In a different setting, ethicist Susan Tolle, a palliative physician in Portland, Oregon, has developed a set of questions about life-sustaining treatment that are routinely asked as part of the process of admission to long term care facilities in Oregon (4). POLST (Physician Orders for LST) or similar policies have spread to 18 states and are developing in several more. It preempts many trips to the emergency room when frail elderly patients develop cough and fever, putting them at risk of slipping into the intensive care unit, the zone of often unwanted and inappropriate LST at the end of life.
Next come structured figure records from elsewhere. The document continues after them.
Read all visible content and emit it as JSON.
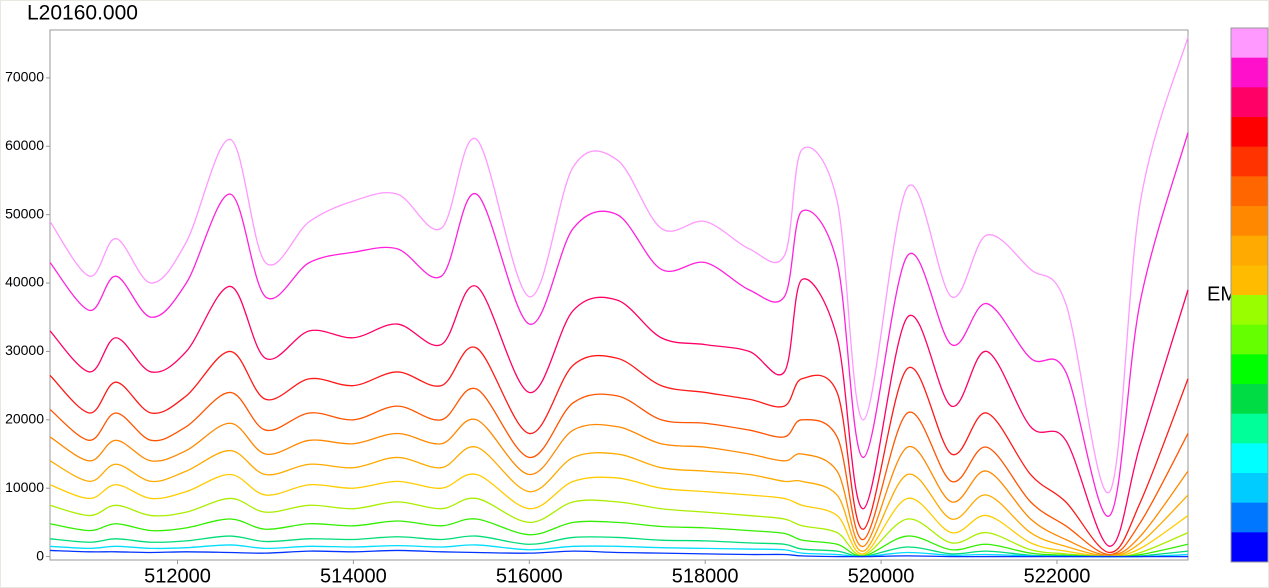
{
  "chart_data": {
    "type": "line",
    "title": "L20160.000",
    "y_label": "EM",
    "x": [
      510550,
      511000,
      511300,
      511700,
      512100,
      512600,
      513000,
      513500,
      514000,
      514500,
      515000,
      515400,
      516000,
      516500,
      517000,
      517500,
      518000,
      518500,
      518900,
      519100,
      519500,
      519800,
      520300,
      520800,
      521200,
      521700,
      522100,
      522600,
      522950,
      523490
    ],
    "xlim": [
      510550,
      523490
    ],
    "xticks": [
      512000,
      514000,
      516000,
      518000,
      520000,
      522000
    ],
    "ylim": [
      -500,
      77000
    ],
    "yticks": [
      0,
      10000,
      20000,
      30000,
      40000,
      50000,
      60000,
      70000
    ],
    "series": [
      {
        "color": "#ff99ff",
        "values": [
          49000,
          41000,
          46500,
          40000,
          46000,
          61000,
          43000,
          49000,
          52000,
          53000,
          48000,
          61000,
          38000,
          57000,
          58000,
          48000,
          49000,
          45000,
          44000,
          59500,
          52000,
          20000,
          54000,
          38000,
          47000,
          42000,
          37000,
          9500,
          52000,
          76000
        ]
      },
      {
        "color": "#ff22dd",
        "values": [
          43000,
          36000,
          41000,
          35000,
          40000,
          53000,
          38000,
          43000,
          44500,
          45000,
          41000,
          53000,
          34000,
          48000,
          50000,
          42000,
          43000,
          39000,
          38000,
          50500,
          43000,
          14500,
          44000,
          31000,
          37000,
          29000,
          27000,
          6000,
          37500,
          62000
        ]
      },
      {
        "color": "#ff0066",
        "values": [
          33000,
          27000,
          32000,
          27000,
          30000,
          39500,
          29000,
          33000,
          32000,
          34000,
          31000,
          39500,
          24000,
          36000,
          37500,
          32000,
          31000,
          30000,
          27000,
          40500,
          32000,
          7000,
          35000,
          22000,
          30000,
          19000,
          17000,
          1500,
          16500,
          39000
        ]
      },
      {
        "color": "#ff1a1a",
        "values": [
          26500,
          21000,
          25500,
          21000,
          23500,
          30000,
          23000,
          26000,
          25000,
          27000,
          25000,
          30500,
          18000,
          28000,
          29000,
          25000,
          24000,
          23000,
          22000,
          26000,
          24000,
          4000,
          27500,
          15000,
          21000,
          12000,
          8000,
          600,
          8000,
          26000
        ]
      },
      {
        "color": "#ff5500",
        "values": [
          21500,
          17000,
          21000,
          17000,
          19000,
          24000,
          18500,
          21000,
          20000,
          22000,
          20000,
          24500,
          14500,
          22500,
          23500,
          20000,
          19500,
          18500,
          17500,
          20000,
          17500,
          2500,
          21000,
          11000,
          16000,
          8000,
          4500,
          300,
          5000,
          18000
        ]
      },
      {
        "color": "#ff8800",
        "values": [
          17500,
          14000,
          17000,
          14000,
          15500,
          19500,
          15000,
          17000,
          16500,
          18000,
          16500,
          20000,
          12000,
          18500,
          19000,
          16500,
          16000,
          15000,
          14000,
          15000,
          12500,
          1500,
          16000,
          8000,
          12500,
          5500,
          2500,
          200,
          3000,
          12500
        ]
      },
      {
        "color": "#ffaa00",
        "values": [
          14000,
          11000,
          13500,
          11000,
          12500,
          15500,
          12000,
          13500,
          13000,
          14500,
          13000,
          16000,
          9500,
          14500,
          15000,
          13000,
          12500,
          12000,
          11000,
          11000,
          9000,
          800,
          12000,
          5500,
          9000,
          3500,
          1500,
          100,
          2000,
          9000
        ]
      },
      {
        "color": "#ffcc00",
        "values": [
          10500,
          8500,
          10500,
          8500,
          9500,
          12000,
          9000,
          10500,
          10000,
          11000,
          10000,
          12000,
          7000,
          11000,
          11500,
          10000,
          9500,
          9000,
          8500,
          7500,
          6000,
          400,
          8500,
          3500,
          6000,
          2000,
          800,
          50,
          1200,
          6000
        ]
      },
      {
        "color": "#aaee00",
        "values": [
          7500,
          6000,
          7500,
          6000,
          6500,
          8500,
          6500,
          7500,
          7000,
          8000,
          7000,
          8500,
          5000,
          8000,
          8000,
          7000,
          6500,
          6000,
          5500,
          4500,
          3500,
          200,
          5500,
          2000,
          3500,
          1000,
          400,
          0,
          600,
          3500
        ]
      },
      {
        "color": "#33ee00",
        "values": [
          4800,
          3800,
          4800,
          3800,
          4200,
          5500,
          4000,
          4800,
          4500,
          5200,
          4500,
          5500,
          3200,
          5000,
          5000,
          4400,
          4200,
          3800,
          3400,
          2400,
          1800,
          100,
          3000,
          1000,
          1800,
          500,
          200,
          0,
          300,
          1800
        ]
      },
      {
        "color": "#00dd77",
        "values": [
          2600,
          2100,
          2600,
          2100,
          2300,
          3000,
          2200,
          2600,
          2500,
          2900,
          2500,
          3000,
          1800,
          2800,
          2800,
          2400,
          2300,
          2000,
          1800,
          1100,
          800,
          50,
          1400,
          400,
          800,
          200,
          100,
          0,
          100,
          800
        ]
      },
      {
        "color": "#00ddff",
        "values": [
          1500,
          1200,
          1500,
          1200,
          1300,
          1700,
          1200,
          1500,
          1400,
          1600,
          1400,
          1700,
          1000,
          1500,
          1500,
          1300,
          1200,
          1100,
          1000,
          500,
          300,
          0,
          600,
          200,
          300,
          100,
          0,
          0,
          0,
          300
        ]
      },
      {
        "color": "#0033ff",
        "values": [
          900,
          700,
          700,
          600,
          700,
          600,
          500,
          800,
          700,
          900,
          700,
          600,
          500,
          800,
          600,
          500,
          400,
          300,
          300,
          100,
          0,
          0,
          100,
          0,
          0,
          0,
          0,
          0,
          0,
          0
        ]
      }
    ],
    "colorbar": [
      "#ff99ff",
      "#ff11cc",
      "#ff0066",
      "#ff0000",
      "#ff3300",
      "#ff6600",
      "#ff8800",
      "#ffaa00",
      "#ffbb00",
      "#99ff00",
      "#66ff00",
      "#00ff00",
      "#00dd44",
      "#00ff99",
      "#00ffff",
      "#00ccff",
      "#0077ff",
      "#0000ff"
    ],
    "grid": false
  }
}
When I have discussed this issue informally with the Cardiothoracic Ethics Forum, a group of surgeons who are past and present members of the ethics committees of the Society of Thoracic Surgeons and the American Association for Thoracic Surgery, some recount that they are quite explicit and directive. “I tell them that I want them to give me 30 days to get them through the procedure.” Others assume permission to initiate LST is implicit in consent. In 40 years of practice, I have found that patients and families are rarely comfortable with attempts to conflate the discussion of life saving surgery with a discussion of termination of LST should complications lead to an irretrievably degraded state. We are currently embarking on the next phase of our research: asking patients and families for advice on how best to introduce this important topic – sort of a “crowd-sourced ars moriendi”.

An extended conversation with multiple caregivers has become the standard in securing consent for organ donation from living donors. That may be a useful model for us to follow. Separating the discussion of patient and family preferences for delineating the boundaries on LST seems reasonable and less overwhelming. Anesthesiologists, who administer life sustaining interventions in the operating room and participate in or direct intensive care units, may be more appropriate agents for discussion of postoperative LST and obtaining informed consent for its conduct and limits. Intensive care nurses, who have a critical role and keen interest in reducing ambiguity about the limits of LST are also appropriate candidates.

Training and continuing education of surgeons and their operating teams can help address the ars moriendi of post-operative life sustaining treatment. I would be grateful for advice from our surgical readers on how they approach this important issue.

M.M.

1. Gawande A. Letting go. New Yorker, August 2, 2010.

2. McKneally MF, et al. Responding to trust: Surgeons’ Perspective on informed consent. World J Surg 2009; 33:1341-7.

3. Pecanac K, et al. It’s big surgery. Ann Surg 2013;00:1-6.

4. “Oregon’s path in eliciting, recording and respecting wishes across settings of care.” Susan Tolle MD, May 29, 2013 (Link to article).